Peperangan berlangsung cukup lama. Jatuh korban dari dua pihak. Namun, peperangan berakhir dengan kemenangan kaum muslimin.
Abu Qadamah mulai mencari keberadaan
remaja penunggang kuda. Saat ditemukan ia dalam kondisi terluka. Darah
mengucur dari badannya. Sementara debu menutupi tubuhnya.
Saat menghampirinya, sang remaja
menuturkan bahwa mimpinya benar-benar terbukti. Seorang bidadari yang ia
lihat dalam mimpinya berdiri di sisi kepalanya menunggu ruhnya keluar.
Remaja tersebut meminta Abu Qudamah agar
membawa bajunya yang berlumuran darah kepada ibunya. Supaya beliau tahu
bahwa anaknya tidak menyia-nyiakan wasiatnya. Lalu ia mengucapkan dua
kalimat syahadat dan ruhnya keluar. Ia berjumpa dengan Allah sebagai
syahid. Para mujahidin mengafaninya dengan bajunya, lalu menguburkannya
di tempatnya.
Abu Qudamah kembali ke Raqqah. Ia lewat
di depan rumah wanita, ibu remaja syahid.

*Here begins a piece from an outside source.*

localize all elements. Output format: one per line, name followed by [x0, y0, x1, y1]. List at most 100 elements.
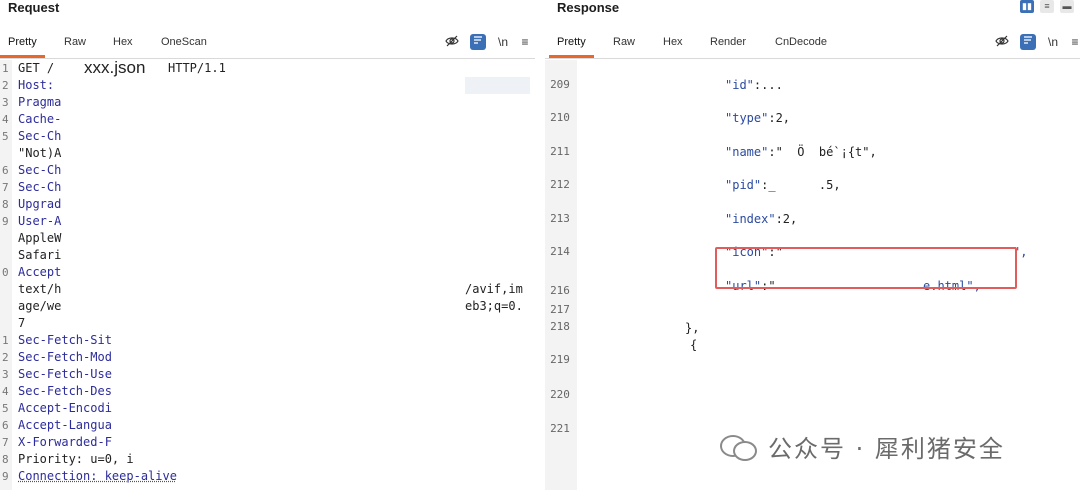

Ia berjumpa dengan adik
wanitanya yang berdiri di depan pintu rumahnya menanyakan kepada
mujahidin yang baru datang tentang kabar saudaranya yang ikut berjihad.
Kemudian Abu Qudamah minta izin untuk bisa berbicara dengan ibunya.
Sang ibu keluar. Saat melihat Abu
Qudamah, ia berkata kepadanya: "Wahai Abu Qudamah, engkau datang untuk
berbela sungkawa atau menyampaikan kabar gembira?"
Abu Qudamah menjawab, "Apa beda antara kabar gembira dan bela sungkawa?"
Wanita tersebut menjawab, "Jika anakku
pulang bersama kalian dalam keadaan selamat berarti engkau sedang
berbela sungkawa. Jika anakku terbunuh sebagai syahid fi sabilillah
berarti engkau datang memberi kabar gembira."
Abu Qudamah berkata kepadanya,
"Bergembiralah, sesungguhnya Allah telah menerima hadiahmu, anakmu telah
berjumpa dengan Allah sebagai syahid."
Sang ibu sangat gembira dan berkata,
"Al-Hamdulillah, segala puji bagi Allah Yang telah menjadikannya sebagai
simpanan bagiku pada hari kiamat." Wallahu Ta'ala A'lam.
[PurWD/voa-islam.com]
* Kisah antara Abu Qudamah dengan wanita
yang jujur imannya dan sangat sabar ini terdapat dalam Kitab Masyari'
al-Asywaq, Syaikh Ahmad bin Ibrahim bin al-Nuhhasal-Dimasyqi
al-Dimyathi, gugur sebagai syahid pada tahun: 814 Hijriyah: I/258-290.
Kisah ini juga disebutkan Imam Ahmad bin al-Jauzi al-Dimasyqi dalam
kitabnya: Suuq al-'Arusy wa Uns al-Nufus.